Speaker
Donald Sherwood

Position
Member, U.S. Congress, 10th District of Pennsylvania

Biographical Sketch
A native of Tunkhannock, Pennsylvania, Donald Sherwood earned his Bachelor of Arts degree from Dartmouth College in 1963. His early career was in the automobile business. He began his public service by serving six terms on the Tunkhannock area school board. He was first elected to the U.S. Congress in November 1998. He served on the Armed Services and Transportation & Infrastructure Committees before becoming a member of the House Appropriations Committee. In January 2003, he was selected to be a member of that committee’s Subcommittee on Homeland Security. Now in his third term, Sherwood represents a newly redistricted area of Pennsylvania, which includes the counties of Bradford, Montour, Northumberland, Pike, Union, Snyder, Sullivan, Susquehanna, Wayne and Wyoming, and also parts of Lackawanna, Luzerne and Lycoming counties.

Presentation Summary
It is in our best interest to do whatever we can to maintain dairying as a viable business in the Northeastern U.S. In states like Pennsylvania, dairy farms used to be general farms where everybody did a little bit of everything. Now dairying is in the age of specialization. On many farms, one man raises the cattle, one feeds, and another one milks. It is harder for dairymen to make it here compared to the Southwestern United States where they can grow the best forages the cheapest — especially with subsidized water and cheap labor. We can grow good forages in Pennsylvania, but it’s hard to put them up in good condition because of our climate. It’s hard to turn off the water.

It would be a mistake, from a homeland security standpoint, to permit the dairy industry to concentrate in the Southwest and leave places like Pennsylvania. From a policy standpoint, we want food production to be spread out across the country so that attack in one area does not interrupt the whole system.
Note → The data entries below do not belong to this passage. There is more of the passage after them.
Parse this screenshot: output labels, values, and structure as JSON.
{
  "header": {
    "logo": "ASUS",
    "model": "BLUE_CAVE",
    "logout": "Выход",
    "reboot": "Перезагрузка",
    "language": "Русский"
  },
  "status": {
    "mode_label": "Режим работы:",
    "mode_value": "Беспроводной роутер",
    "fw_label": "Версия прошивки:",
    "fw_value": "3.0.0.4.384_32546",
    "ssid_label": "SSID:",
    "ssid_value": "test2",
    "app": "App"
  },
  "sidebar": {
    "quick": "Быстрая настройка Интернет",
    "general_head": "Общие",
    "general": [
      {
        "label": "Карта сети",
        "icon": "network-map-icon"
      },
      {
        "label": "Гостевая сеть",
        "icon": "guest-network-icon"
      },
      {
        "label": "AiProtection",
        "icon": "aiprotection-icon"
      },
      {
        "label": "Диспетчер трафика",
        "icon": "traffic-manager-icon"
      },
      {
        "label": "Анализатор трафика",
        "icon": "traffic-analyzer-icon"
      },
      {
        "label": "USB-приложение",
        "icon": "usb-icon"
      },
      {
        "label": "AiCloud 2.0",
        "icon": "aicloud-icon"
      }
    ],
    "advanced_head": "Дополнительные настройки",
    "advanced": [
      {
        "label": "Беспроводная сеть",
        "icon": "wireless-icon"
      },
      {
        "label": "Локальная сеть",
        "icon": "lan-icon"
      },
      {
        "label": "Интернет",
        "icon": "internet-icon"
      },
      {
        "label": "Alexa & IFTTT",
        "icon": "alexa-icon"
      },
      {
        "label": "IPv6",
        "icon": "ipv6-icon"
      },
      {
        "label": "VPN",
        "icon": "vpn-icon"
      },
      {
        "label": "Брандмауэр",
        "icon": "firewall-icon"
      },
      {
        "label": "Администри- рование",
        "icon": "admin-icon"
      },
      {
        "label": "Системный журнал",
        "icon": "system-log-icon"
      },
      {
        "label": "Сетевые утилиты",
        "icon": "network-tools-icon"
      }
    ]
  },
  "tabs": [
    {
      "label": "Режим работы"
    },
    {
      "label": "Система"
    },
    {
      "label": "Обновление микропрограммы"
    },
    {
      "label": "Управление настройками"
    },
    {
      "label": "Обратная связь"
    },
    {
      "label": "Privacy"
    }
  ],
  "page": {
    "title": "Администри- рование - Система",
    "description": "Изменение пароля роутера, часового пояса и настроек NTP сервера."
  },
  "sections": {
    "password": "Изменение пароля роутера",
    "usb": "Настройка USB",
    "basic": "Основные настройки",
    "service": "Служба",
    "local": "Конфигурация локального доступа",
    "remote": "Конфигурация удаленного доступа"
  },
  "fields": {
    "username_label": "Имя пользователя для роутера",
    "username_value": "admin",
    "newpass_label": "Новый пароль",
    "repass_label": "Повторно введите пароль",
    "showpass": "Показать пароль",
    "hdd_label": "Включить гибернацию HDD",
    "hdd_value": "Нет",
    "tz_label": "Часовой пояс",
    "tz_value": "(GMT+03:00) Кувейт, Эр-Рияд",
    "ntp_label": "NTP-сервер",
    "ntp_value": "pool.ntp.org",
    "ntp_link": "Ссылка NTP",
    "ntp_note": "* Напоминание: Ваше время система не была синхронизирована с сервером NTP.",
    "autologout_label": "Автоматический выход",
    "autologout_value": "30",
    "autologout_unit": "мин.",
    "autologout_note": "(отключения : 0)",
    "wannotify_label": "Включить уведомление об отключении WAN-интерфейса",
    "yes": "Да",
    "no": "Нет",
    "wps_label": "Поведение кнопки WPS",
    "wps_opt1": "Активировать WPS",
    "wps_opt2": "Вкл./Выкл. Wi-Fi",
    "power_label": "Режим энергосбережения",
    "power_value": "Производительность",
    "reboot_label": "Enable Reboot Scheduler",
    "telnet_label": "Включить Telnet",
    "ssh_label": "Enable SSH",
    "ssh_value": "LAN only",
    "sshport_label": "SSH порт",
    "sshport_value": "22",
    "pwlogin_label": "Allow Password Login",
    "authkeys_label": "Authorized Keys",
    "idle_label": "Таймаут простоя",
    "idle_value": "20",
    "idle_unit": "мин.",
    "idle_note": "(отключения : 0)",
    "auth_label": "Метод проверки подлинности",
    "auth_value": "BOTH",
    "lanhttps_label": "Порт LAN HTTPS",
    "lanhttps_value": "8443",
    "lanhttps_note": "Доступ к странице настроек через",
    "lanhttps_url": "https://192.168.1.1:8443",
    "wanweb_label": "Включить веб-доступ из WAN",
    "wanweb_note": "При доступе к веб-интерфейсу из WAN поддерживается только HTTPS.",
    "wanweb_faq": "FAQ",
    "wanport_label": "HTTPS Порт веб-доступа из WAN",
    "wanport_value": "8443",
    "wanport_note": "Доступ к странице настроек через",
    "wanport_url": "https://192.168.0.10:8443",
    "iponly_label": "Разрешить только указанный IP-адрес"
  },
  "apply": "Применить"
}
I have been trying to protect the dairy industry by working on the Northeast Dairy Compact which permitted an enhanced pricing scheme in the Northeast. We were not able to get that through Congress the last time around and instead passed the Milk Income Loss Contract (MILC) program to help dairyman.

Under that program, when prices are down below the target price of $16.94 per hundredweight, the government will pay 45 percent of the difference between the prevailing price and the target. It’s also important to note that the program applies only to the first 2.4 million pounds produced by a dairy. That means 88 percent of the huge dairies are not covered for the bulk of the milk they produce. Pennsylvania ranks second only to Wisconsin in participation in the MILC program. It has been important to dairy farmers in Pennsylvania to get this support for the last 22 months.

As a member of the House Appropriations Committee, I traveled to Iraq in late September and early October 2003 to do some touring and fact-finding as I prepared to vote on the $80 billion appropriation to fund the war and rebuild Iraq. We flew from Amman, Jordan to Baghdad. As we flew over Eastern Jordan and Western Iraq, it was obvious there is nothing there but desert. But as we approached Baghdad, it was lush and green, with the blue-green Tigris River resembling the Susquehanna. Where the Iraqis had run irrigation, there was corn. It was obvious to me that the ancient Fertile Crescent has great agricultural potential.

Because of the precision of our bombing, the beautiful bridges over the Tigris were all intact, and there is very little collateral damage from the war. For me, the issue of whether we find weapons of mass destruction is not much of an issue. In my opinion, when we found Saddam Hussein, we found the worst weapon of mass destruction since Joseph Stalin. It is Hussein who destroyed Iraq. In 1955, Iraq had standards for public health similar to Western Europe. Today, the infant mortality there is about the same as sub-Saharan Africa. When we entered Iraq, we did not understand the extent to which everything would stop functioning in the country once Saddam was in hiding. That is because everyone in the country was directly dependent on him. For instance, every family in the country received a bag of groceries every week from Saddam. We destroyed that and caused chaos for a while. But now progress is being made and 80 percent of the people are glad to see us there.


In an effort to provide wide-ranging views and perspectives regarding the practice of and issues surrounding agriculture, the Philadelphia Society for Promoting Agriculture (PSPA) seeks speakers representing a variety of perspectives. The statements and opinions they present are strictly their own and do not necessarily represent the views of PSPA.